The studio isn’t the only evidence that Banhart has been in a creative mood. Mala, out March 12, is the singer-songwriter’s first LP in four years and first after making the move from Warner Bros. to indie label Nonesuch. Precise, intimate, and driven by subdued electric guitar and conversational vocals, Banhart’s eighth studio album is a lovely, lilting meander.
We sat down to discuss the influences behind the music, from dressing in drag to keeping things simple.
“Growing up in Caracas, Venezuela, the ubiquitous music is salsa, cumbia, merengue, a little bit of samba. When I came home my parents were listening to Pakistani Qawwali music, like Nusrat Fateh Ali Khan, they’re listening to music from Mali, like Ali Farka Touré, they’re listening to Brazilian songwriters, like Gilberto Gil, to opera, to Neil Young even, things you don’t hear as a kid in Caracas. I love all the music they turned me onto. I love all the music I grew up listening to, and it’s informed my music now.”
“As I get older, I get more nostalgic. When I was a teenager I was a huge Britpop fan. I was just a huge fan of Blur, Suede, Elastica and Pulp, of course, even Menswear and Ocean Colour Scene. Ride — that’s getting more into the shoegazing thing.
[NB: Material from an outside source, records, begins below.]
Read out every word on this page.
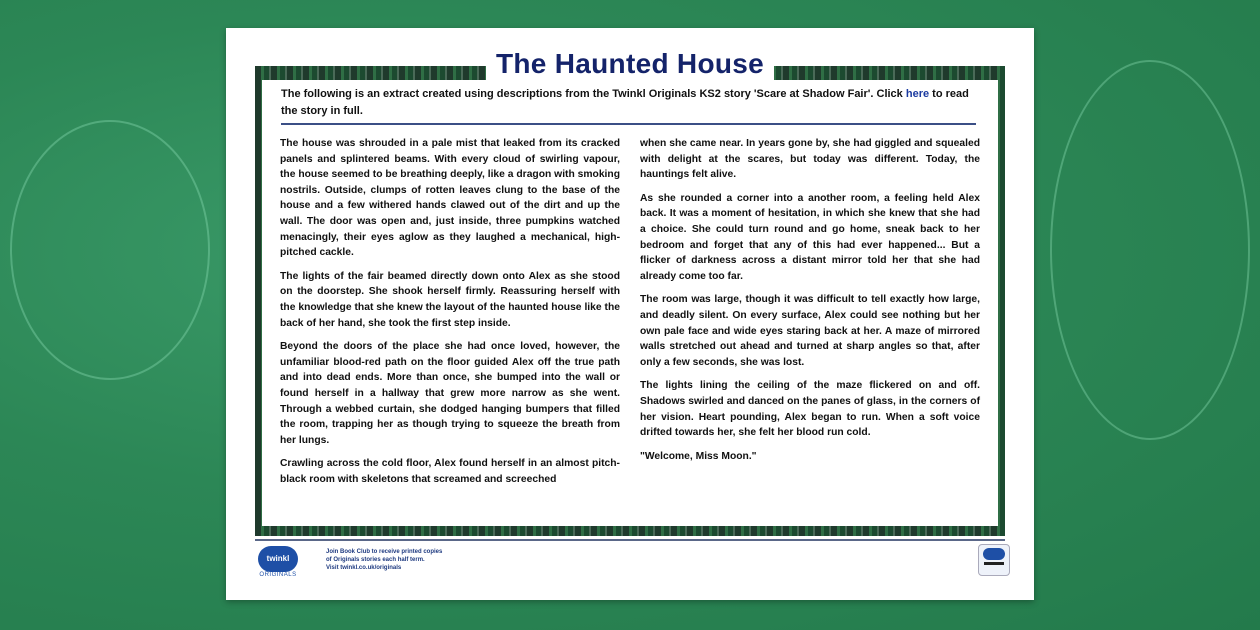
The Haunted House
The following is an extract created using descriptions from the Twinkl Originals KS2 story 'Scare at Shadow Fair'. Click here to read the story in full.

The house was shrouded in a pale mist that leaked from its cracked panels and splintered beams. With every cloud of swirling vapour, the house seemed to be breathing deeply, like a dragon with smoking nostrils. Outside, clumps of rotten leaves clung to the base of the house and a few withered hands clawed out of the dirt and up the wall. The door was open and, just inside, three pumpkins watched menacingly, their eyes aglow as they laughed a mechanical, high-pitched cackle.

The lights of the fair beamed directly down onto Alex as she stood on the doorstep. She shook herself firmly. Reassuring herself with the knowledge that she knew the layout of the haunted house like the back of her hand, she took the first step inside.

Beyond the doors of the place she had once loved, however, the unfamiliar blood-red path on the floor guided Alex off the true path and into dead ends. More than once, she bumped into the wall or found herself in a hallway that grew more narrow as she went. Through a webbed curtain, she dodged hanging bumpers that filled the room, trapping her as though trying to squeeze the breath from her lungs.

Crawling across the cold floor, Alex found herself in an almost pitch-black room with skeletons that screamed and screeched

when she came near. In years gone by, she had giggled and squealed with delight at the scares, but today was different. Today, the hauntings felt alive.

As she rounded a corner into a another room, a feeling held Alex back. It was a moment of hesitation, in which she knew that she had a choice. She could turn round and go home, sneak back to her bedroom and forget that any of this had ever happened... But a flicker of darkness across a distant mirror told her that she had already come too far.

The room was large, though it was difficult to tell exactly how large, and deadly silent. On every surface, Alex could see nothing but her own pale face and wide eyes staring back at her. A maze of mirrored walls stretched out ahead and turned at sharp angles so that, after only a few seconds, she was lost.

The lights lining the ceiling of the maze flickered on and off. Shadows swirled and danced on the panes of glass, in the corners of her vision. Heart pounding, Alex began to run. When a soft voice drifted towards her, she felt her blood run cold.

"Welcome, Miss Moon."

twinkl
ORIGINALS
Join Book Club to receive printed copies
of Originals stories each half term.
Visit twinkl.co.uk/originals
I was also a huge fan of Slowdive, so not so much Britpop but shoegazing. Primal Scream, of course. I just really like British music, and a lot of those bands labeled Britpop led to the discovery of a lot of music.
“On this record there is a song called ‘The Ballad of Keenan Milton.’ Keenan was a skateboarder that died under very tragic circumstances. Supposedly he was at a party and somebody jumped off the roof into the pool and actually hit him, and nobody noticed and he drowned. He died much too young, under very tragic circumstances. He skated for Chocolate, which is part of Girl Skateboards, probably one of the most, if not the most important skateboarding companies of contemporary American skateboarding brands. Keenan had chosen a song [for a video] called ‘007 (Shanty Town)’ by Desmond Dekker, and that changed my life. I had never heard anything like it.”
Hildegard von Bingen:
“There’s also a song on the album [‘Für Hildegard von Bingen’] about a German medieval feminist, Hildegard. She’s a fabulous composer but also she’s a medieval feminist — when there weren’t that many feminists around. For somebody to have the strength to say, ‘Yes we are equal, and also, I’m a composer, a pedagogue, a herbalist.’ These are revolutionary things even today, but imagine then. She’s certainly somebody that deserves celebration, so this is a song for her.”
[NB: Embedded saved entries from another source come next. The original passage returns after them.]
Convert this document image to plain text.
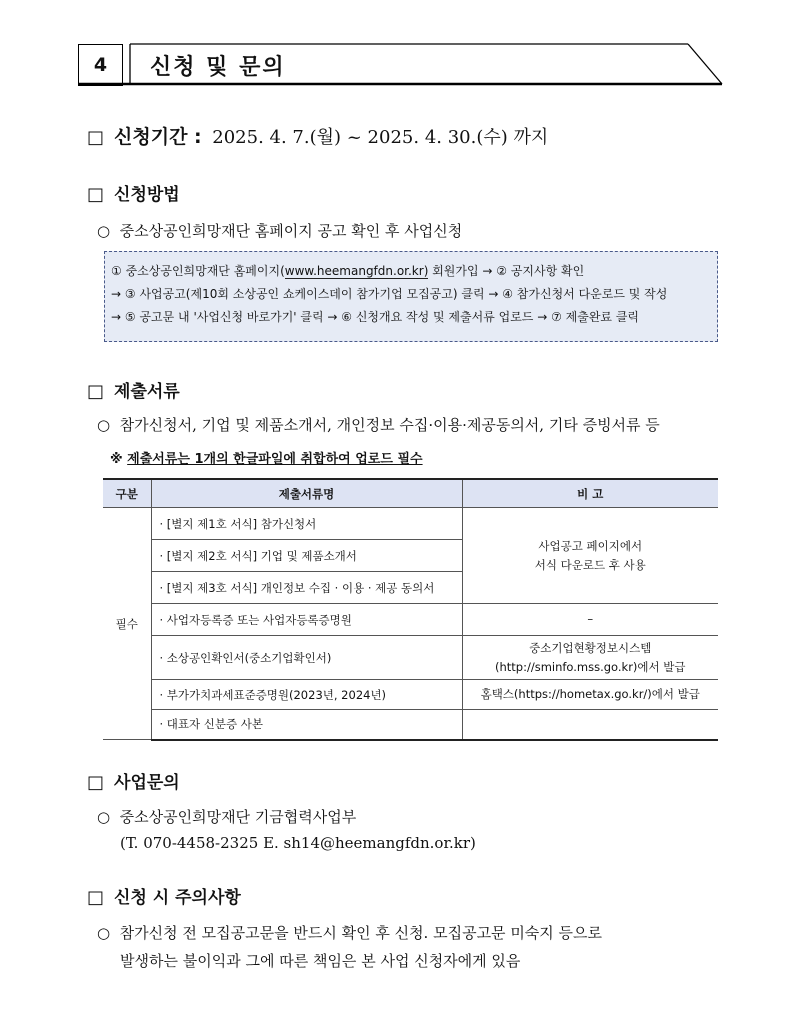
4	신청 및 문의
□ 신청기간 : 2025. 4. 7.(월) ~ 2025. 4. 30.(수) 까지
□ 신청방법
○ 중소상공인희망재단 홈페이지 공고 확인 후 사업신청
① 중소상공인희망재단 홈페이지(www.heemangfdn.or.kr) 회원가입 → ② 공지사항 확인
→ ③ 사업공고(제10회 소상공인 쇼케이스데이 참가기업 모집공고) 클릭 → ④ 참가신청서 다운로드 및 작성
→ ⑤ 공고문 내 '사업신청 바로가기' 클릭 → ⑥ 신청개요 작성 및 제출서류 업로드 → ⑦ 제출완료 클릭
□ 제출서류
○ 참가신청서, 기업 및 제품소개서, 개인정보 수집·이용·제공동의서, 기타 증빙서류 등
※ 제출서류는 1개의 한글파일에 취합하여 업로드 필수
구분	제출서류명	비 고
필수	· [별지 제1호 서식] 참가신청서	사업공고 페이지에서
서식 다운로드 후 사용

	· [별지 제2호 서식] 기업 및 제품소개서	
	· [별지 제3호 서식] 개인정보 수집 · 이용 · 제공 동의서	
	· 사업자등록증 또는 사업자등록증명원	–
	· 소상공인확인서(중소기업확인서)	중소기업현황정보시스템
(http://sminfo.mss.go.kr)에서 발급

	· 부가가치과세표준증명원(2023년, 2024년)	홈택스(https://hometax.go.kr/)에서 발급
	· 대표자 신분증 사본	
□ 사업문의
○ 중소상공인희망재단 기금협력사업부
(T. 070-4458-2325 E. sh14@heemangfdn.or.kr)
□ 신청 시 주의사항
○ 참가신청 전 모집공고문을 반드시 확인 후 신청. 모집공고문 미숙지 등으로
발생하는 불이익과 그에 따른 책임은 본 사업 신청자에게 있음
“A band called Hecuba from Los Angeles was our neighbor while making this record. We would just pop in on them — literally walk next door — and see what they were working on. They also recently just started a label called Germ Records. They’re a couple, Jon Beasley and Isabelle Albuquerque. They make this music under the name Hecuba but they’re really an interdisciplinary collective. They make films, obviously have a band, do graphic design, sculpture; really a beautiful little team that does this amazing work.”
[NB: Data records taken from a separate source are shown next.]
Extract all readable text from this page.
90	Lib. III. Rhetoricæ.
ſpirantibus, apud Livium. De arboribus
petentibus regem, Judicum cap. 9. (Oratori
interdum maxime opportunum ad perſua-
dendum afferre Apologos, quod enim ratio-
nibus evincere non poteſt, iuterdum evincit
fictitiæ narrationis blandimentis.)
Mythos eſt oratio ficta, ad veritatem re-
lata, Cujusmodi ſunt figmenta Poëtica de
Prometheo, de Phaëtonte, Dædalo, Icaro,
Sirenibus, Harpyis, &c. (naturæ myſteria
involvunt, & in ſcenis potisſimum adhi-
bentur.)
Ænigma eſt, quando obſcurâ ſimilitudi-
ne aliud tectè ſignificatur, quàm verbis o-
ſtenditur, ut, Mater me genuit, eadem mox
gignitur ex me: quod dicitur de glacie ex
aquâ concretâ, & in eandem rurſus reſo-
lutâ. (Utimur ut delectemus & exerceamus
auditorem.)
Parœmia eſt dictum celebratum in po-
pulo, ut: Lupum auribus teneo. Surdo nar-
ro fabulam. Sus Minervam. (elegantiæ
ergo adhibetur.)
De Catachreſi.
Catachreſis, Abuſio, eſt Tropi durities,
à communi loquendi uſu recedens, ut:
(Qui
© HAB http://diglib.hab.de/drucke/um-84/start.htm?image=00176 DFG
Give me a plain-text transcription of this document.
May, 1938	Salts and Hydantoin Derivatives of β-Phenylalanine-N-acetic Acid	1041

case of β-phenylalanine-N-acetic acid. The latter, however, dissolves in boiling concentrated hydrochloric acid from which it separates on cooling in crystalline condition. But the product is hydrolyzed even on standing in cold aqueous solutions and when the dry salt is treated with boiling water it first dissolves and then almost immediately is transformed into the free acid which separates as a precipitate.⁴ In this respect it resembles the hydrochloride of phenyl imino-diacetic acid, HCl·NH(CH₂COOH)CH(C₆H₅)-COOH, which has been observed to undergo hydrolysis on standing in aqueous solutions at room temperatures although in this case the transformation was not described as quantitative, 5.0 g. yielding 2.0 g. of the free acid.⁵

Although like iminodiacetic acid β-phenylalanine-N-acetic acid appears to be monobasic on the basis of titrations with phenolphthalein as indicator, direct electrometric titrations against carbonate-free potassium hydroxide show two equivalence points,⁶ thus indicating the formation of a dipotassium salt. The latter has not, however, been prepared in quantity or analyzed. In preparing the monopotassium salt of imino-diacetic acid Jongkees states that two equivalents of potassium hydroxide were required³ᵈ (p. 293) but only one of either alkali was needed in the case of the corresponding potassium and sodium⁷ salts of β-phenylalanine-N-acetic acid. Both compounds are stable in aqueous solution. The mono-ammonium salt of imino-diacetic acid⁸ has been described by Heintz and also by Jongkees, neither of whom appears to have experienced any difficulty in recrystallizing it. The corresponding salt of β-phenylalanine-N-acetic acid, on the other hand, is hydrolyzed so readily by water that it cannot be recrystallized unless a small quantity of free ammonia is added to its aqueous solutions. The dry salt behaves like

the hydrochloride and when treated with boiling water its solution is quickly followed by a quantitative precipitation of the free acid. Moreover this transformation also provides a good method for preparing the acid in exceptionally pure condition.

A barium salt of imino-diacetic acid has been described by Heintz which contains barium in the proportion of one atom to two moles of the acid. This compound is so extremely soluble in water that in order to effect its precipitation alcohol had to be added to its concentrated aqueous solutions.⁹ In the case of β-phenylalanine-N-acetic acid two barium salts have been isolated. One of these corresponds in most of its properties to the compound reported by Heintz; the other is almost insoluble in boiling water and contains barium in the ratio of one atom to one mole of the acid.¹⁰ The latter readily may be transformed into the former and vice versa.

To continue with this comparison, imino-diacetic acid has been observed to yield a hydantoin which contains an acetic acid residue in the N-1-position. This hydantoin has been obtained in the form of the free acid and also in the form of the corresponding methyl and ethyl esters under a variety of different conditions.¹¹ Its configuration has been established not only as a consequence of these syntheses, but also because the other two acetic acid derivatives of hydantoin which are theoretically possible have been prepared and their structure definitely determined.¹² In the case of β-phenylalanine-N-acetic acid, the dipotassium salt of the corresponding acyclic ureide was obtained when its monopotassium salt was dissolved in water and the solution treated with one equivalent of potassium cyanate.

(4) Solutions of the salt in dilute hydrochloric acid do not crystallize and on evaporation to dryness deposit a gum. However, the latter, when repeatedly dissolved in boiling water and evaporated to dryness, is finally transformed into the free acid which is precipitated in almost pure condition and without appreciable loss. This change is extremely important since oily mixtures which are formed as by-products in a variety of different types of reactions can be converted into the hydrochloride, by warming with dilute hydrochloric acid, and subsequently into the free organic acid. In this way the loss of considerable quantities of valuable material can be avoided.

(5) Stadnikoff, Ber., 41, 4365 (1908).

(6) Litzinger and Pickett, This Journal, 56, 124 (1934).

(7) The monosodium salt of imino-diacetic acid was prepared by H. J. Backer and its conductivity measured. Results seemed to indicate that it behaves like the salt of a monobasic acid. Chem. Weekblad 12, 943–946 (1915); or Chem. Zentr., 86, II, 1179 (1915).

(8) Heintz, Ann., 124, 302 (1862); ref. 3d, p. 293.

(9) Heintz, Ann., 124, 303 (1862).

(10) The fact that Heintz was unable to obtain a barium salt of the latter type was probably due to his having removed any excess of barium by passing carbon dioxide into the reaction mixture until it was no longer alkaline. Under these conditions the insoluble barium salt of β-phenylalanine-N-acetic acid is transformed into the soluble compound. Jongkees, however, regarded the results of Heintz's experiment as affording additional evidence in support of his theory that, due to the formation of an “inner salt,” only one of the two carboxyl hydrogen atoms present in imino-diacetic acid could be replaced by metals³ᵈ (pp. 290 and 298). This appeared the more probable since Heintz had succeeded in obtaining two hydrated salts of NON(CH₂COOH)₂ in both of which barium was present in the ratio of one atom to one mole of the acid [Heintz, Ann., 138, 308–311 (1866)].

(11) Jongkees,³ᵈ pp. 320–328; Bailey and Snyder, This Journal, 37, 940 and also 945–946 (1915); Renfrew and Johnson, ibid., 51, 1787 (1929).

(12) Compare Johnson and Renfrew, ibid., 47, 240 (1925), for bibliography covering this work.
“John Cage is someone I got into as a visual artist, before I even knew his music. I don’t think a lot of people even know that he does visual art. I was going to the San Francisco Art Institute, so my main interest was his visual work. John Cage has a quote, ‘I have nothing to say, and I’m saying it.’ That is everything I’ve ever wanted to do. That quote was so comforting, especially at a young age. The last time I had an experience like that I was eight years old and I wanted to sing like those guys — Axl Rose and Kurt Cobain — but I was an eight-year-old boy so I couldn’t, my voice didn’t sound like that. So one day no one was around and I put on one of my mom’s dresses. I combed my hair, and I was this woman. Suddenly I had permission, I could sing. It wasn’t until I read that quote that I had that feeling, like it was okay to proceed.”